9 O 194/12Kantonsgericht10.12.2012

Regest

Bei irrtümlicher Falschbezeichnung einer Partei kommt eine Rubrumsberichtigung in Betracht, wenn objektiv erkennbar ist, welche Partei eigentlich verklagt werden sollte.(Rn.1) Verfahrensgang nachgehend Schleswig-Holsteinisches Oberlandesgericht, 29. Januar 2013, 16 W 6/13, Beschluss

Gesamter Gesetzestext

LG Kiel 9. Zivilkammer — 9 O 194/12 — Beschluss

Entscheidungsdatum: 2012-12-10

Aktenzeichen: 9 O 194/12

ECLI: ECLI:DE:LGKIEL:2012:1210.9O194.12.0A

Dokumenttyp: Beschluss

Orientierungssatz

Bei irrtümlicher Falschbezeichnung einer Partei kommt eine Rubrumsberichtigung in Betracht, wenn objektiv erkennbar ist, welche Partei eigentlich verklagt werden sollte.(Rn.1)

Verfahrensgang

nachgehend Schleswig-Holsteinisches Oberlandesgericht, 29. Januar 2013, 16 W 6/13, Beschluss

Tenor

Das Passivrubrum wird dahingehend berichtigt, dass es nunmehr heißt:

„XXX“

Gründe

1 Eine Berichtigung des Rubrums konnte hier erfolgen, weil aus der Klageschrift ersichtlich war, gegen welchen Beklagten sich die Klage richten sollte.

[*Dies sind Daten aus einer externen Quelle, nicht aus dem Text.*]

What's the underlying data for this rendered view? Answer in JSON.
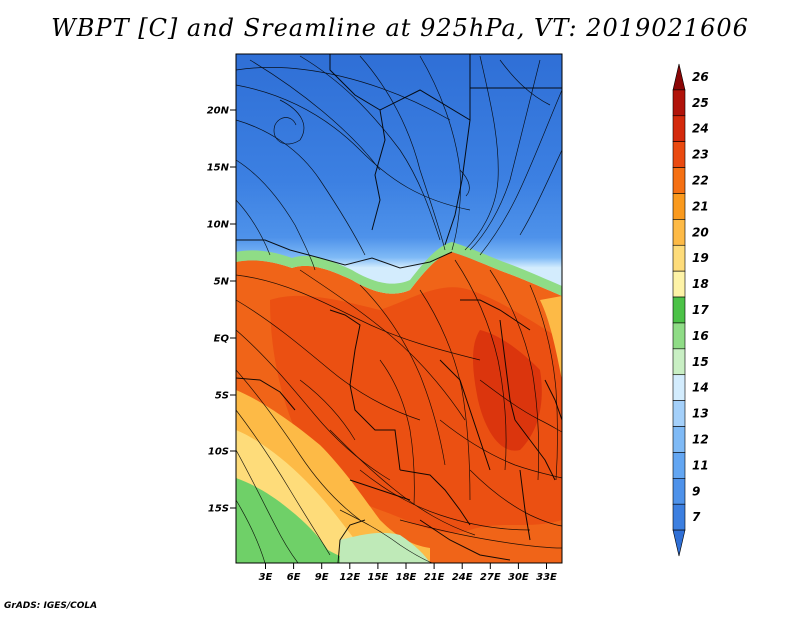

Maßgeblich ist in diesem Zusammenhang die objektive Erkennbarkeit der Partei. Deshalb wird auch bei irrtümlicher Bezeichnung der falschen Person oder Körperschaft die richtige Person oder Körperschaft Partei, wenn diese nach den erkennbaren Umständen nach dem Willen der Klägerin verklagt werden soll. So lag es hier, da aus den mit der Klageschrift als Anlagen eingereichten Vertragsunterlagen hervorgeht, dass die XXX als Auftraggeber durch die XXX lediglich vertreten werden sollte.